The show was called “Topper” and it was very clever.  Too bad I fell asleep during the acrobats, as they are my favorite part.

Finally, it was Friday, December 28, time for our penguin tour in Puerto Madryn.  We were all keen on walking among the Magellan penguins of Punta Tombo, so I had booked a private tour with Edgardo of “Tour Guide Ushiaia”.  It got off 45 minutes late, when Andrea went ahead to find the Guide, while I waited for the last couple.  She managed to walk past four people she knew well, and a guy with a large sign saying “Helen Megan Group”, to get all the way to the port entrance.  When she didn’t come back to me to say she had found the guy with the sign, and I had waited long enough, I went back on board to verify that she was still off.  Then I went up to where the sign was, and we all waited again.  We only found her, at the port entrance, when we had decided to give up and go without her.

As we were leaving town, I noted the housing was pretty bleak, but there were a number of people walking good purebred dogs.  That sort of thing always interests me.  I guess they are a minor status symbol.  We skirted a town called “Trelew”, which is a Welsh name.  Imagine them being the first settlers. They arrived in 1865.

We made up some of the lost time by buying a sandwich lunch at a gas station, and eating it on the bus.  It was actually pretty good, Sorrento ham and cheese.  The scenery on the long bus ride was pretty bleak, punctuated by guanaco, a type of llama.  There are also rodent deer, called caviamara, but we never saw any.

We sure saw a lot of penguins, though.  They’re very lovable, but quite scrappy.  The males spend a lot of time standing erect and screaming “This land is MY Land”.  We saw a very nasty fight over a great nesting spot, under the footbridge.  I was mystified, because the chicks were born over a month ago, and the penguins would migrate to Brazil in April, to return again next year.  They would doubtless have to fight for it all over again.

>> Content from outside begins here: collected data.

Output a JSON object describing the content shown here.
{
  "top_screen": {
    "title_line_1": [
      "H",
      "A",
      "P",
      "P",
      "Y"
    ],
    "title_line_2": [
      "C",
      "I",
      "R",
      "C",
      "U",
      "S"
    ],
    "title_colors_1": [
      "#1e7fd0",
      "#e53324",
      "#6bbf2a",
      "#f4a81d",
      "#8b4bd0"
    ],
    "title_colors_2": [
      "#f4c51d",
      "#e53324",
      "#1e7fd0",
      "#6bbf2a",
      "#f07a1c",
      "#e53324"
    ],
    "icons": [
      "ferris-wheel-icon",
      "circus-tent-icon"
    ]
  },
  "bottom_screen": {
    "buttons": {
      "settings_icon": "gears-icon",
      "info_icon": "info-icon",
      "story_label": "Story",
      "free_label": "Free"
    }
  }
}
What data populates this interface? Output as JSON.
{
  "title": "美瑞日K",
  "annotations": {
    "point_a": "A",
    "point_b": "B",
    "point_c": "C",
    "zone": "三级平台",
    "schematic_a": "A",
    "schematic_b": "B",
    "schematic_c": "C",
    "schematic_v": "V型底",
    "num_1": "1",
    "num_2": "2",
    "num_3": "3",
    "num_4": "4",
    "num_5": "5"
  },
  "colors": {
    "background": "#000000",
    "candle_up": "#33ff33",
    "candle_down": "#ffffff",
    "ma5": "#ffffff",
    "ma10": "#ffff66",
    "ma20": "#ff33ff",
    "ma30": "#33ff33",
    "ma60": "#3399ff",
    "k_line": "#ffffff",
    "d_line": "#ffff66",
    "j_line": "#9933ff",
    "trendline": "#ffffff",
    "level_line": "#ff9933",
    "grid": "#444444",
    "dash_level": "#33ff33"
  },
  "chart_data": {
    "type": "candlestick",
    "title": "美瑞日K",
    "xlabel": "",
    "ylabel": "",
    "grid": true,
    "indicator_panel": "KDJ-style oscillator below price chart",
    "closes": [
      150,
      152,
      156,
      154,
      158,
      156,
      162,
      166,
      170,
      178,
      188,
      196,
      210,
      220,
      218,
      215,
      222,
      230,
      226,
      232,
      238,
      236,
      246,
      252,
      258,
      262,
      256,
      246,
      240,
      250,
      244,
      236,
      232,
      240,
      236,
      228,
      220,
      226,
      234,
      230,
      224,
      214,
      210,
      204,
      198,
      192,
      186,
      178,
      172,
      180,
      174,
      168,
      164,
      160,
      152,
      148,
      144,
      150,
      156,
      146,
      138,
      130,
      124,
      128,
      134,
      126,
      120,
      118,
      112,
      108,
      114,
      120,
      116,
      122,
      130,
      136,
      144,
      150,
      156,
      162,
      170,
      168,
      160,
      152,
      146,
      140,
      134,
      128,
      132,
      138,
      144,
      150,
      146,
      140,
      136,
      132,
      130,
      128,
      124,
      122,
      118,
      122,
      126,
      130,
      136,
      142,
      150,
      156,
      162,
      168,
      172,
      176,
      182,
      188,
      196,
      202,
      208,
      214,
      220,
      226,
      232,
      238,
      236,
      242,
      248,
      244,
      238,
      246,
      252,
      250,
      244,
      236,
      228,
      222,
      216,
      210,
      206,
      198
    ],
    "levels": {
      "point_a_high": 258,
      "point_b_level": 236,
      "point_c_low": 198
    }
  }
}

This little guy thought Patrick’s shoes were other penguins and he came in to challenge them.  Patrick got a very lucky shot that looks like he is holding the screaming penguin.  He wasn’t:20181228-33PuntaTomboPenguinonPatrickSmaller

The weather was wonderful, in the high seventies.  I wondered why it wasn’t much colder, like Alaska is in summer.  Our guide had the explanation.  It has to do with the shape of the continents.  South America tapers to a point, so the oceans keep it a lot warmer than North America, where the land mass at Alaska’s level is about five thousand miles wide.

It was the kind of day to toast, and we have a new one.  It’s “Pura Vida” and Central and South Americans use it for everything.

We were back at sea on Saturday, December 29.  Our desk hours competed with the ship’s Bridge and Kitchen tours and not a soul came.  Finally, I got around to logging and blogging.  With any luck I won’t still be doing it two weeks after the cruise, which happens.  The six of us had another very nice dinner in the dining room and went to another production show, called “Amade”.  We couldn’t figure out the connection to Mozart, mind you.